Lost Submarine Has NOT Been Found

A submersible taking tourists to the wreck of the Titanic has disappeared.

It is still not found. Apologies, a source that said it was found was fake. NOTE: The original article had to be deleted to accelerate removal from Googla mobile pages and search. The comments on the original article pointed out that major new sources with live updates are reporting the search as ongoing and the search is unsuccessful. The comments correctly criticized the incorrect report.

It had about 72-96 hours of emergency air and survivability. The tours are run by OceanGate, an expedition startup with a focus on the deep sea. Local submarine expert Greg Williams says the vessels have gone missing or faced danger before. A search effort for a missing submarine carrying five people to view the Titanic wreckage is underway.

There are about forty hours left to find the submarine.

“Titan,” a 21-foot submersible — a smaller, less-powerful type of submarine that launches from a mother ship — began its annual dive taking a group of marine experts and paying tourists to the wreck site Sunday. But Titan lost contact after about an hour and 45 minutes.

The five people on board include one pilot and four “mission specialists,” said Rear Adm. John Mauger, commander of the US Coast Guard’s First District. OceanGate CEO and founder Stockton Rush is among those onboard, according to a source with knowledge of the mission plan.

A British businessman based in the United Arab Emirates, Hamish Harding, is onboard.

The deepest ever underwater rescue was that of Roger Chapman and Roger Mallinson, who were rescued from the Pisces III submersible at depths of 1,575 feet in 1973. They were trapped for 76 hours before finally being hauled to the surface. The Titanic wreckage is much deeper, sitting nearly 13,000 feet below sea level. Other emergency rescue submarines can only to a depth of about 2000 feet.

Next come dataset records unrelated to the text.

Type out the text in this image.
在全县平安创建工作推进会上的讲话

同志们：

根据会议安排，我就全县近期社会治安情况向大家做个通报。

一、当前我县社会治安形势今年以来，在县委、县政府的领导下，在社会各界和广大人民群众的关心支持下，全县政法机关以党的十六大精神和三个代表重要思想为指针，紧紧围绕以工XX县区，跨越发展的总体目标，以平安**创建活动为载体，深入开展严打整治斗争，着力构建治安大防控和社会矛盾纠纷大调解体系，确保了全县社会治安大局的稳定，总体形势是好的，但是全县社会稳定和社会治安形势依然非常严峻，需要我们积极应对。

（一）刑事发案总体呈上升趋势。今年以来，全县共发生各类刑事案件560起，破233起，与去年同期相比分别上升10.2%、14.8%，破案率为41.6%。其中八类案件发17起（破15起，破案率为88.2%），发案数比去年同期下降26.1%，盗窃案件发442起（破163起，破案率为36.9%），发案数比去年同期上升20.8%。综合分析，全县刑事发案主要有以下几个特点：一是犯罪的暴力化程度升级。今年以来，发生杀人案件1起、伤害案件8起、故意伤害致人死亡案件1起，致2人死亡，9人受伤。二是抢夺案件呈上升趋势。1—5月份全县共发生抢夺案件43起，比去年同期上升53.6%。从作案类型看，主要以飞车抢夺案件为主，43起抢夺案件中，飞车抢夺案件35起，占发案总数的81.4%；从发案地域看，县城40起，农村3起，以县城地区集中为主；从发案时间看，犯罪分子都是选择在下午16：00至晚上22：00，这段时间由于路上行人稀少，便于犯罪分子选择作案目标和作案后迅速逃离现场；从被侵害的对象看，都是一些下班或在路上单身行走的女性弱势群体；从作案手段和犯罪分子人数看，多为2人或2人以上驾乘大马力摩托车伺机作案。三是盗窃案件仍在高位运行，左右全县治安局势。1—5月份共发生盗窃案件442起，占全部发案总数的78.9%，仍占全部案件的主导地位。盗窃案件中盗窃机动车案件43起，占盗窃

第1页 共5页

4 thoughts on “Lost Submarine Has NOT Been Found”

  1. At that depth, if you suffer a hull failure you don’t get a leak. Your hull fails abruptly and your submarine implodes, instantly killing everyone. The pressures down there are comparable to the blast front from an explosive.

    So, if it’s just a failure of one of their systems that left them stranded, they could be OK, still. But the complaints from the engineer were about the structural integrity of the hull, and if that’s the cause of the problem, yeah, they all died, probably too fast to even feel it. Yo won’t find a broken sub, you’ll find a debris field.

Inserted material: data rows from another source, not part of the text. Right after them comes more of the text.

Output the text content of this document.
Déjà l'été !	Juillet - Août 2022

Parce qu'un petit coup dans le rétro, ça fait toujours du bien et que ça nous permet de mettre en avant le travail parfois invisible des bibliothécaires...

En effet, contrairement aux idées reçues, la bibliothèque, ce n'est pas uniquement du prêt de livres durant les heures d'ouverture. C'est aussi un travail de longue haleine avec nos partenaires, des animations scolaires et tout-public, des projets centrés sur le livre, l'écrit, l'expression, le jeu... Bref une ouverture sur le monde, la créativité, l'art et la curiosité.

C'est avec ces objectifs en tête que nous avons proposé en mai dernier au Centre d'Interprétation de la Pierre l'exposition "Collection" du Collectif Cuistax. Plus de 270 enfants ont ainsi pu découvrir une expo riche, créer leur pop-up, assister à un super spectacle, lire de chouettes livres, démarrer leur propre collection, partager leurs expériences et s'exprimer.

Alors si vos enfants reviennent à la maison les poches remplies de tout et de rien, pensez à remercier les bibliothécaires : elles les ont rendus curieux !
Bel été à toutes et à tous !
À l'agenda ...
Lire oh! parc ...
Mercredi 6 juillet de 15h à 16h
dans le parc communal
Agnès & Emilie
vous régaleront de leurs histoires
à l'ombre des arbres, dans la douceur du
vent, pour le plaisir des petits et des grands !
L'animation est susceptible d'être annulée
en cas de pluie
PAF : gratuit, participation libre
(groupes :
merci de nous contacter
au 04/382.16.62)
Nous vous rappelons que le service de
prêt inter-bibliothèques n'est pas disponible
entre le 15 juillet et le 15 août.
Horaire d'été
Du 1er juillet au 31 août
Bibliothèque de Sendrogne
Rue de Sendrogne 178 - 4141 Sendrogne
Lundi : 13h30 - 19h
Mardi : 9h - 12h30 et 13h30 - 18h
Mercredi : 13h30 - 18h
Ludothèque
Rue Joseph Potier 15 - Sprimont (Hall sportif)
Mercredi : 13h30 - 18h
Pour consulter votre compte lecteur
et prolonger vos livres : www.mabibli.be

  2. No tether cable? Four hours down and back, four hours viewing, lost communication at 1.5 hours down, and now a day late. The tube imploded from metal stress fatigue. They never felt a thing. “Rescue” is a waste of my tax dollars.

    • Your tax dollars are irrelevant, more of a clerical rounding error in comparison to other projects being funded or service being provided by the government. Now if you want to replace “MY” to “OUR” well then you can make that argument; However, that amount was already going to be spent in either case whether as training or actual event.

  3. I had to delete the old article and submit a request to remove it from google search and mobile pages. Apologies again for getting tricked by a false report.